L’avamposto che si dirige verso l’ovest del polo Sud comunica scoperte sorprendenti, ma poi non fornisce più notizie. I superstiti partono per verificare cosa sia successo e s’imbattono in un primo orrore.
La sete di conoscenza e la curiosità scientifica (“Sull’orlo delle vertiginose falesie senza sole sopra il grande abisso… vedere quel favoleggiato baratro dal vero era una tentazione alla quale… sembrò impossibile resistere”) spingono Dyer e l’assistente Danforth a sorvolare le montagne della follia (“Quella memorabile barriera, verso i segreti illibati di un mondo antico e del tutto alieno”) e i resti di un’antica civiltà (“Le incisioni rivelavano… che quella città terribile era vecchia di milioni di anni”) nella quale affonda il segreto dei primordi geologici (“Una regione di grotte, baratri e segreti ipogei che l’uomo mai avrebbe potuto raggiungere”) e antropologici dell’umanità (“La vita preterrestre delle creature dalla testa a stella su altri pianeti”).

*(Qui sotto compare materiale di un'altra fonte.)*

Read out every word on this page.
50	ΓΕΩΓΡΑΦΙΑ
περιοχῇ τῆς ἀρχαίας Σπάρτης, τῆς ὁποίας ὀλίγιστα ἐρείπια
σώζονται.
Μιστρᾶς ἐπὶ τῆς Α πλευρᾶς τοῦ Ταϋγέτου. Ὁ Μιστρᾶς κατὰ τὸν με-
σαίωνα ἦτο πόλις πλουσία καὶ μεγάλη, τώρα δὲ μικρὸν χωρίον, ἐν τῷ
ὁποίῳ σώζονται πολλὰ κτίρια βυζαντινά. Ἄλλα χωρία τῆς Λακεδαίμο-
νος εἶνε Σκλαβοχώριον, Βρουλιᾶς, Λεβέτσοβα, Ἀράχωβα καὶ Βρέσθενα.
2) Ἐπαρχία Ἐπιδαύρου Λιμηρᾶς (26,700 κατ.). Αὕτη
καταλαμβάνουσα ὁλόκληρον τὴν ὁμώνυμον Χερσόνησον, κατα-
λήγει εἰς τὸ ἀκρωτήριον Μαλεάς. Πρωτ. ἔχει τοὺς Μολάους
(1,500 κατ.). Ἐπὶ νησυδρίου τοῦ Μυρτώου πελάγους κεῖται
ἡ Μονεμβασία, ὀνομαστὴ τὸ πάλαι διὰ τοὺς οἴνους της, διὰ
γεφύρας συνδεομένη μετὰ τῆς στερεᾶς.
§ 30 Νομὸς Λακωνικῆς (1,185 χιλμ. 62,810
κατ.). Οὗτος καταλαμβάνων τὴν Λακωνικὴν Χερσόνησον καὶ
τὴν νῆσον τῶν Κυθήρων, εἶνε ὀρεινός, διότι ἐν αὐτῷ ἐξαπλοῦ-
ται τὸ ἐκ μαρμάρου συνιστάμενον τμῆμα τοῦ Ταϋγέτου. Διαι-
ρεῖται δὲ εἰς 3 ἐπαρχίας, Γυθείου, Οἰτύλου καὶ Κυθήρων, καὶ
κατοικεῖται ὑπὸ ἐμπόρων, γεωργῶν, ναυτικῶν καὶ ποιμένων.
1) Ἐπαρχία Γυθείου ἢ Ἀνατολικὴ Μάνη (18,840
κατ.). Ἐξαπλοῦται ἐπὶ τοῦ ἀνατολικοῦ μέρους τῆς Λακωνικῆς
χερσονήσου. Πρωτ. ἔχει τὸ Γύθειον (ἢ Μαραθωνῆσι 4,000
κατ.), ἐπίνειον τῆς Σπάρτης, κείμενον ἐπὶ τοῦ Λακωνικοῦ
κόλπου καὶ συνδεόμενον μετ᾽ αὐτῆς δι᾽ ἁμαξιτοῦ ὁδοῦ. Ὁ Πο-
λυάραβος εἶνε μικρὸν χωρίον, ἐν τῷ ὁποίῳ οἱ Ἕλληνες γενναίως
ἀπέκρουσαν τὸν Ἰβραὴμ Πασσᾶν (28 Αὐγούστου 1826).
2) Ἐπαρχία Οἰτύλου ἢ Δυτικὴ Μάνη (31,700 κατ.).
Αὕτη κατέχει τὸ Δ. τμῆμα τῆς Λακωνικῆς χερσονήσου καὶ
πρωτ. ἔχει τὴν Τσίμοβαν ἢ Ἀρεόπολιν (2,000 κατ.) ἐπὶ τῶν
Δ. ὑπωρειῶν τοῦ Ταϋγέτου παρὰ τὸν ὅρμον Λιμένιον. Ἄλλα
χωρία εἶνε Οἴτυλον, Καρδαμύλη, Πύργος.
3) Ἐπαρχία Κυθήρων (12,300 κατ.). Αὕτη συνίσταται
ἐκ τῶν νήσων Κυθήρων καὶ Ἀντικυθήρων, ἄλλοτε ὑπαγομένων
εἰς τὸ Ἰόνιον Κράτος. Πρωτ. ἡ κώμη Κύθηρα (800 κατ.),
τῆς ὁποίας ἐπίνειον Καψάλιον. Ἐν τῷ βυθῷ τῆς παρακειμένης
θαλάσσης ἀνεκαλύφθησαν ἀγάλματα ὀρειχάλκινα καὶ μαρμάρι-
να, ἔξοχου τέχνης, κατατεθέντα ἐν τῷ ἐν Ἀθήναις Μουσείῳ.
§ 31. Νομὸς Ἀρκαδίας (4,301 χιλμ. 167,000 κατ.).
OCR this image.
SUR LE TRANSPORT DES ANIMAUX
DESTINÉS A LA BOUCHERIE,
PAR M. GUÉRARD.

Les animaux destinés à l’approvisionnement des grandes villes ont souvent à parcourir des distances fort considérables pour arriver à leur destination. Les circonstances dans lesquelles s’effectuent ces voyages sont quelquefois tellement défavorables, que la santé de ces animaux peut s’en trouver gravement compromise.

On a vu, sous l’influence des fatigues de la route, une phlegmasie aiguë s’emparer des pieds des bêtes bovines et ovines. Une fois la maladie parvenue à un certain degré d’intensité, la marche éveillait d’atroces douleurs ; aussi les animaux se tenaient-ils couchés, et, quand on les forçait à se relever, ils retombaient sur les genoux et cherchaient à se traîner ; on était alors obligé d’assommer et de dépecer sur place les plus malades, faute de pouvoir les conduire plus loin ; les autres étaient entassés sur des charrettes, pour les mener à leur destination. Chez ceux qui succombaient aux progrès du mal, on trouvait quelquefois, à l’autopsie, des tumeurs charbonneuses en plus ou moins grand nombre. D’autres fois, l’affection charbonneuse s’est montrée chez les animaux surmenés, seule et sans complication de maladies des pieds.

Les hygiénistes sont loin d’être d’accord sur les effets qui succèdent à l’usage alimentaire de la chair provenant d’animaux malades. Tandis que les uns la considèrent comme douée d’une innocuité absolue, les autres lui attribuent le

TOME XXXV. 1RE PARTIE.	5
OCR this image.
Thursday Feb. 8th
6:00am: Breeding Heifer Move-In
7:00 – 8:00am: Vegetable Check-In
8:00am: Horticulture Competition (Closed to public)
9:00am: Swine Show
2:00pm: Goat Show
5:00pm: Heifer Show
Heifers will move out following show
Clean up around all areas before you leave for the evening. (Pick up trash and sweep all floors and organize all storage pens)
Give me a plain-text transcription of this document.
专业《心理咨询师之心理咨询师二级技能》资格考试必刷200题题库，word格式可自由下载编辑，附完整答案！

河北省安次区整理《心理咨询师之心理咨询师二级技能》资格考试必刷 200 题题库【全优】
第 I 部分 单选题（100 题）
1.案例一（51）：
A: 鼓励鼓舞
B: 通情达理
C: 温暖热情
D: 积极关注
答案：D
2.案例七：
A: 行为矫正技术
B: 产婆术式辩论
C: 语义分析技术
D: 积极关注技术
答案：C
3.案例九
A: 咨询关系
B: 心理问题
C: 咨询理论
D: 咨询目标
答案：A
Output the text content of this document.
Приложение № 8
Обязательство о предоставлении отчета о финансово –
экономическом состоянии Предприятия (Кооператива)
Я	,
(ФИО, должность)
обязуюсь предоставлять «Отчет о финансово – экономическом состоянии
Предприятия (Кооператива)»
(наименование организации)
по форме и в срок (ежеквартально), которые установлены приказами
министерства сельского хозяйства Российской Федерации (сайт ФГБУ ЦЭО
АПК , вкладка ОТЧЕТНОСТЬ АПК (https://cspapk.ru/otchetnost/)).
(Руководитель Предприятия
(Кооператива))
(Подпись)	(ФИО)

I due scienziati atterrano, percorrono il labirinto (“La direzione suggerita dai versi dei pinguini…”), straniscono di fronte alla geografia del luogo (“Forse pensavamo alle rocce grottescamente erose dal tempo del giardino degli dei, in Colorado, o a quelle simmetriche e scavate in modo fantasioso dal ventre del deserto dell’Arizona”) e dinnanzi a poderose architetture, interpretano le opere d’arte di una civiltà antichissima e discendono nel baratro, disposti a tutto pur di penetrare orrori e misteri che lì si celano.
Così s’imbattono nelle tracce di antenati alieni, incontrano creature mostruose e lambiscono una verità che ha come contraltare la follia (“La scoperta dello stigio mare senza sole che si nasconde nelle viscere della Terra”).
Il romanzo è una pietra miliare della cosmogonia lovecraftiana, è un saggio della maestria descrittiva del solitario di Providence (“Un cielo ornato di vapori spiraleggianti e illuminato dal basso sole polare”), è un concentrato confuso e sconvolgente di intuizioni cosmiche che si alimentano nell’orrore.
Lo stile è martellante, oppressivo, affascinante.
Giudizio finale: escatologico, ridondante, vaneggiante.